Guaranteed rebates¶
A guaranteed rebate (type "standard") pays a fixed rate regardless of how much turnover is done. There are no bands, no targets, and no thresholds — the element's single value applies to every period.
How it calculates¶
Each period, every participating member's rebateable turnover (the element's output stream) is multiplied by the fixed value according to the element's output type:
- Percentage — member turnover × value ÷ 100.
- Per unit — member throughput × value (e.g. pence per litre).
- Lump sum, equal split — value ÷ number of participating members, regardless of turnover.
- Lump sum, pro-rata — value × the member's share of group turnover.
Example. A 2% guaranteed rebate, quarterly periods. A member does £50,000 rebateable turnover in Q1 → rebate payable £1,000. In Q2 they do £10,000 → £200. No target had to be hit in either quarter.
On sites with in/out rebates the element can carry two values: the rate earned from the supplier and a different "out" rate passed to the member; both are calculated and stored per line.

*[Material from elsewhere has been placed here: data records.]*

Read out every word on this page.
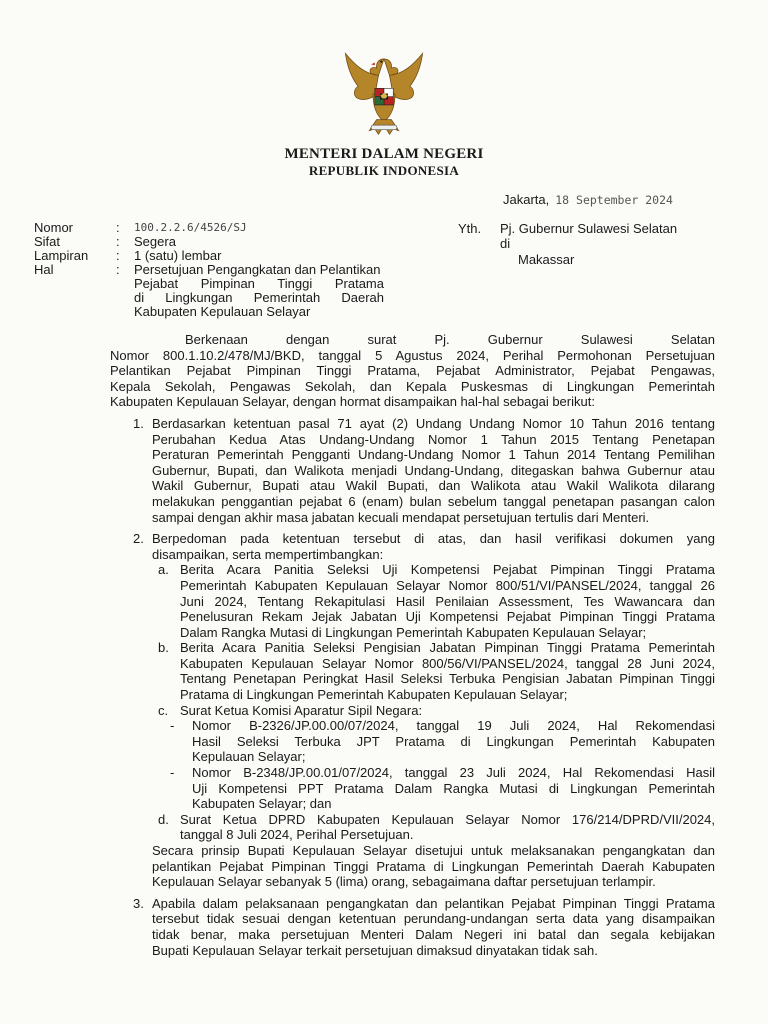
MENTERI DALAM NEGERI
REPUBLIK INDONESIA
Jakarta, 18 September 2024
Nomor	:	100.2.2.6/4526/SJ
Sifat	:	Segera
Lampiran	:	1 (satu) lembar
Hal	:	Persetujuan Pengangkatan dan Pelantikan
Pejabat Pimpinan Tinggi Pratama
di Lingkungan Pemerintah Daerah
Kabupaten Kepulauan Selayar
Yth.	Pj. Gubernur Sulawesi Selatan
di
Makassar
Berkenaan dengan surat Pj. Gubernur Sulawesi Selatan
Nomor 800.1.10.2/478/MJ/BKD, tanggal 5 Agustus 2024, Perihal Permohonan Persetujuan
Pelantikan Pejabat Pimpinan Tinggi Pratama, Pejabat Administrator, Pejabat Pengawas,
Kepala Sekolah, Pengawas Sekolah, dan Kepala Puskesmas di Lingkungan Pemerintah
Kabupaten Kepulauan Selayar, dengan hormat disampaikan hal-hal sebagai berikut:
1. Berdasarkan ketentuan pasal 71 ayat (2) Undang Undang Nomor 10 Tahun 2016 tentang
Perubahan Kedua Atas Undang-Undang Nomor 1 Tahun 2015 Tentang Penetapan
Peraturan Pemerintah Pengganti Undang-Undang Nomor 1 Tahun 2014 Tentang Pemilihan
Gubernur, Bupati, dan Walikota menjadi Undang-Undang, ditegaskan bahwa Gubernur atau
Wakil Gubernur, Bupati atau Wakil Bupati, dan Walikota atau Wakil Walikota dilarang
melakukan penggantian pejabat 6 (enam) bulan sebelum tanggal penetapan pasangan calon
sampai dengan akhir masa jabatan kecuali mendapat persetujuan tertulis dari Menteri.
2. Berpedoman pada ketentuan tersebut di atas, dan hasil verifikasi dokumen yang
disampaikan, serta mempertimbangkan:
a. Berita Acara Panitia Seleksi Uji Kompetensi Pejabat Pimpinan Tinggi Pratama
Pemerintah Kabupaten Kepulauan Selayar Nomor 800/51/VI/PANSEL/2024, tanggal 26
Juni 2024, Tentang Rekapitulasi Hasil Penilaian Assessment, Tes Wawancara dan
Penelusuran Rekam Jejak Jabatan Uji Kompetensi Pejabat Pimpinan Tinggi Pratama
Dalam Rangka Mutasi di Lingkungan Pemerintah Kabupaten Kepulauan Selayar;
b. Berita Acara Panitia Seleksi Pengisian Jabatan Pimpinan Tinggi Pratama Pemerintah
Kabupaten Kepulauan Selayar Nomor 800/56/VI/PANSEL/2024, tanggal 28 Juni 2024,
Tentang Penetapan Peringkat Hasil Seleksi Terbuka Pengisian Jabatan Pimpinan Tinggi
Pratama di Lingkungan Pemerintah Kabupaten Kepulauan Selayar;
c. Surat Ketua Komisi Aparatur Sipil Negara:
- Nomor B-2326/JP.00.00/07/2024, tanggal 19 Juli 2024, Hal Rekomendasi
Hasil Seleksi Terbuka JPT Pratama di Lingkungan Pemerintah Kabupaten
Kepulauan Selayar;
- Nomor B-2348/JP.00.01/07/2024, tanggal 23 Juli 2024, Hal Rekomendasi Hasil
Uji Kompetensi PPT Pratama Dalam Rangka Mutasi di Lingkungan Pemerintah
Kabupaten Selayar; dan
d. Surat Ketua DPRD Kabupaten Kepulauan Selayar Nomor 176/214/DPRD/VII/2024,
tanggal 8 Juli 2024, Perihal Persetujuan.
Secara prinsip Bupati Kepulauan Selayar disetujui untuk melaksanakan pengangkatan dan
pelantikan Pejabat Pimpinan Tinggi Pratama di Lingkungan Pemerintah Daerah Kabupaten
Kepulauan Selayar sebanyak 5 (lima) orang, sebagaimana daftar persetujuan terlampir.
3. Apabila dalam pelaksanaan pengangkatan dan pelantikan Pejabat Pimpinan Tinggi Pratama
tersebut tidak sesuai dengan ketentuan perundang-undangan serta data yang disampaikan
tidak benar, maka persetujuan Menteri Dalam Negeri ini batal dan segala kebijakan
Bupati Kepulauan Selayar terkait persetujuan dimaksud dinyatakan tidak sah.
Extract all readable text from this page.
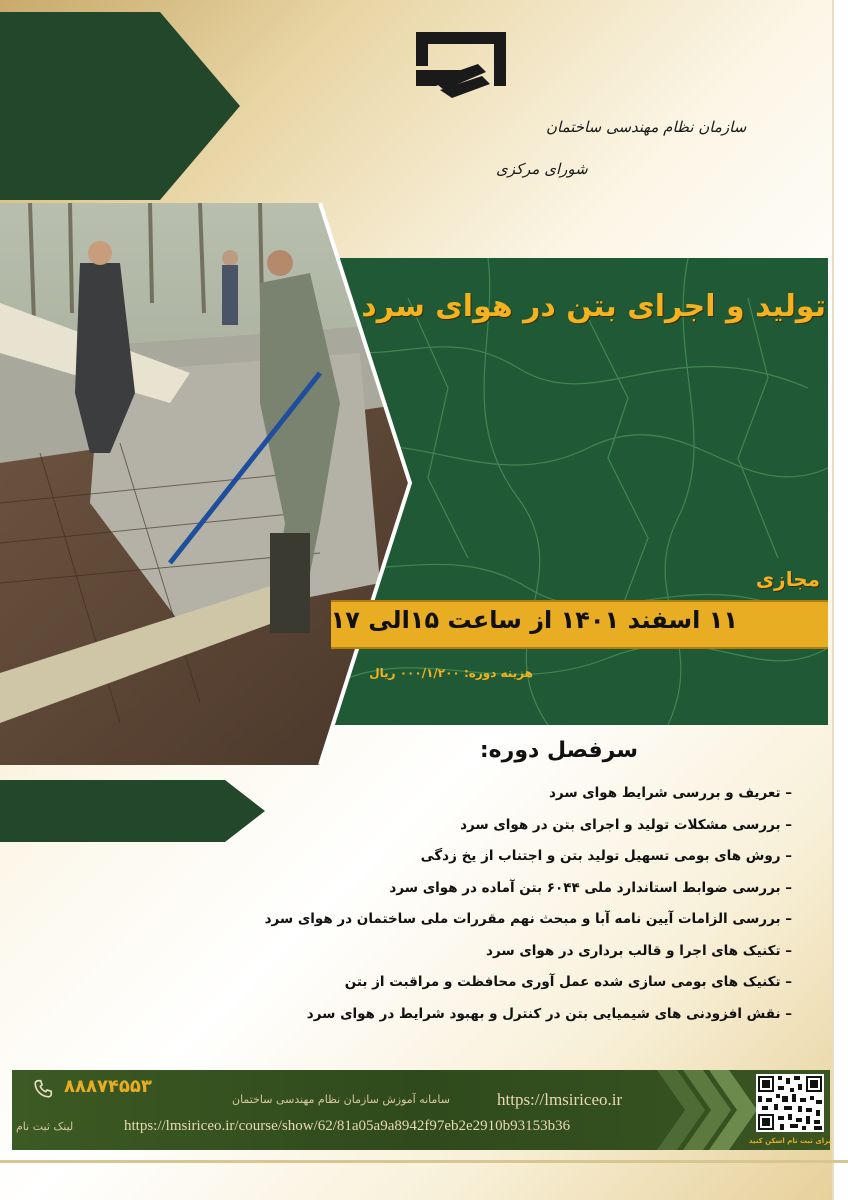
سازمان نظام مهندسی ساختمان
شورای مرکزی
تولید و اجرای بتن در هوای سرد
مجازی
۱۱ اسفند ۱۴۰۱ از ساعت ۱۵الی ۱۷
هزینه دوره: ۰۰۰/۱/۲۰۰ ریال
سرفصل دوره:
– تعریف و بررسی شرایط هوای سرد
– بررسی مشکلات تولید و اجرای بتن در هوای سرد
– روش های بومی تسهیل تولید بتن و اجتناب از یخ زدگی
– بررسی ضوابط استاندارد ملی ۶۰۴۴ بتن آماده در هوای سرد
– بررسی الزامات آیین نامه آبا و مبحث نهم مقررات ملی ساختمان در هوای سرد
– تکنیک های اجرا و قالب برداری در هوای سرد
– تکنیک های بومی سازی شده عمل آوری محافظت و مراقبت از بتن
– نقش افزودنی های شیمیایی بتن در کنترل و بهبود شرایط در هوای سرد
۸۸۸۷۴۵۵۳
سامانه آموزش سازمان نظام مهندسی ساختمان	https://lmsiriceo.ir
https://lmsiriceo.ir/course/show/62/81a05a9a8942f97eb2e2910b93153b36
لینک ثبت نام
برای ثبت نام اسکن کنید
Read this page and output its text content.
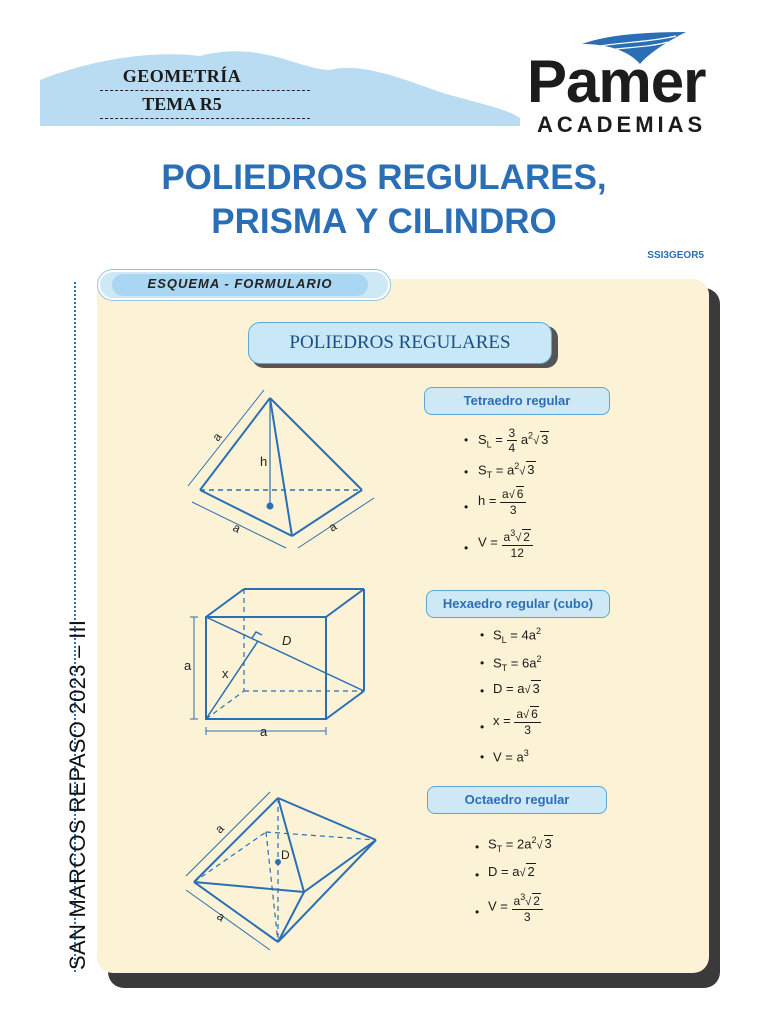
GEOMETRÍA
TEMA R5	Pamer
ACADEMIAS
POLIEDROS REGULARES,
PRISMA Y CILINDRO
SSI3GEOR5
SAN MARCOS REPASO 2023 – III
ESQUEMA - FORMULARIO
POLIEDROS REGULARES
a
h
a	a
Tetraedro regular
• $S_L = \frac{3}{4} a^2√$ 3
• $S_T = a^2√$ 3
• $h = \frac{a√ 6}{3}$
• $V = \frac{a^3√ 2}{12}$
a
a
D
x
Hexaedro regular (cubo)
• $S_L = 4a^2$
• $S_T = 6a^2$
• D = a√ 3
• $x = \frac{a√ 6}{3}$
• $V = a^3$
a
a
D
Octaedro regular
• $S_T = 2a^2√$ 3
• D = a√ 2
• $V = \frac{a^3√ 2}{3}$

Why does a guaranteed rebate change unexpectedly?¶
Because the rate never changes, changes always come from turnover: new figures arriving for the period, turnover amendments, or a modifier (compound, strung, date or member restrictions) altering what counts as rebateable. Check the deal's calculation log for the element and period.
What a guaranteed rebate is not¶
- It is not a stepped rebate — hitting or missing any turnover level never changes the rate.
- It is not a minimum payment — a member with zero rebateable turnover receives zero (except lump-sum output types, which pay from the element value rather than turnover).